Thanks for the input guys.
 
I lube my rifle cases with Imperial sizing wax and tumble them in walnut media for 20 min after resizing. They come out with no media stuck in the case mouth but some stuck in the flashhole. It's all gone after brushing the case necks and cleaning the primer pockets.

Hope this helps.
 
I'll track down some some of that Imperial~makes allot of sense.



^any ratio/recipe...or just a splash?

Thanks for the input guys.

You can make your own lube of this type. Being dry, it does not attract any powder types.
You just need an old pill container [plastic] with a lid, some # 9 lead shot and some powdered
graphite. Put 3 or 4 tablespoons of shot in the container, add some graphite, shake it around,
and to use it, simply dip your case neck into the shot, give it a twirl, and voila! Your necks
are lubed inside. I have been using this system for half of forever, and it works great! EE.
 
You can make your own lube of this type. Being dry, it does not attract any powder types.
You just need an old pill container [plastic] with a lid, some # 9 lead shot and some powdered
graphite. Put 3 or 4 tablespoons of shot in the container, add some graphite, shake it around,
and to use it, simply dip your case neck into the shot, give it a twirl, and voila! Your necks
are lubed inside. I have been using this system for half of forever, and it works great! EE.
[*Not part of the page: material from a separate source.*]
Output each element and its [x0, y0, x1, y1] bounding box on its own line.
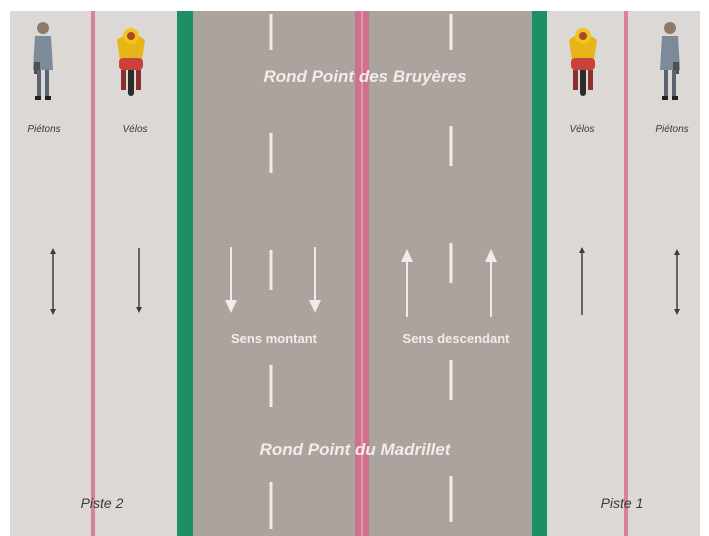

But do you tell your friends you have heavy lead balls. :stirthepot2:

I'm beginning to think most of the people in this forum are half nuts.:evil:
 
I had the same problem with .243 cases, after sizing them fine grain powder (H414 in my case) would stick to the inside of the case necks. I use RCBS case lube on the necks. A small cleaning brush wrapped in a single layer of patch material cleans it up in a couple of seconds.
 
I am going to let you guys in on a proprietary piece of information here... so shhh... don't spread it around. I specifically heat the fluid in my deburring machine to 31 degrees centigrade. I found at that temperature mixed with Black Sheep Brass' proprietary cleaning solution (burnishing fluid and dawn dish soap) that it cleans the brass really well, and the heat that you put into the brass during the cleaning process helps dry it (a bit) out and the warm brass takes on lube for processing well as it is warm enough to keep the lube soft and transferable so when it goes into collators it will spread amongst the other pieces. That being said I polish for lube removal prior to loading.
 
I am going to let you guys in on a proprietary piece of information here... so shhh... don't spread it around. I specifically heat the fluid in my deburring machine to 31 degrees centigrade. I found at that temperature mixed with Black Sheep Brass' proprietary cleaning solution (burnishing fluid and dawn dish soap) that it cleans the brass really well, and the heat that you put into the brass during the cleaning process helps dry it (a bit) out and the warm brass takes on lube for processing well as it is warm enough to keep the lube soft and transferable so when it goes into collators it will spread amongst the other pieces. That being said I polish for lube removal prior to loading.

Switch to Sunlight and you'll only need half as much soap and won't leave as much residue. Dawn is junk.
 
Well, I don't get so anal with my brass that it just has to look new every time I reload or shoot it. Unless you have lots to spare IMHO it's a waste of time.

I do however like it to be CLEAN.

If I only have a couple of hundred rounds of rifle brass it goes into a SS Pin Tumble with Lemshine from Canadian Tire. It has a mild acid in it that gets rid of the grease. The soap and pins get rid of the carbon, inside and out. Stains stat in place but seeing as they are purely cosmetic, I don't bother with them.

If I have a large batch of rifle/pistol brass, it goes into an old pillow case and into the clothes washing machine with Lemshine. I knot the bags very tightly so they usually need to be cut open when I dump the cases out to dry, into a couple of old cake pans. Then they go into the oven to be dried at 250F for about and hour. This works well for me.
 
When using black powder in the 45-70 I always used hot soapy water to get the crud off then let it dry and then tumble to make 'em shine.

I wouldn't hesitate to use hot soapy water to get rid of case lube.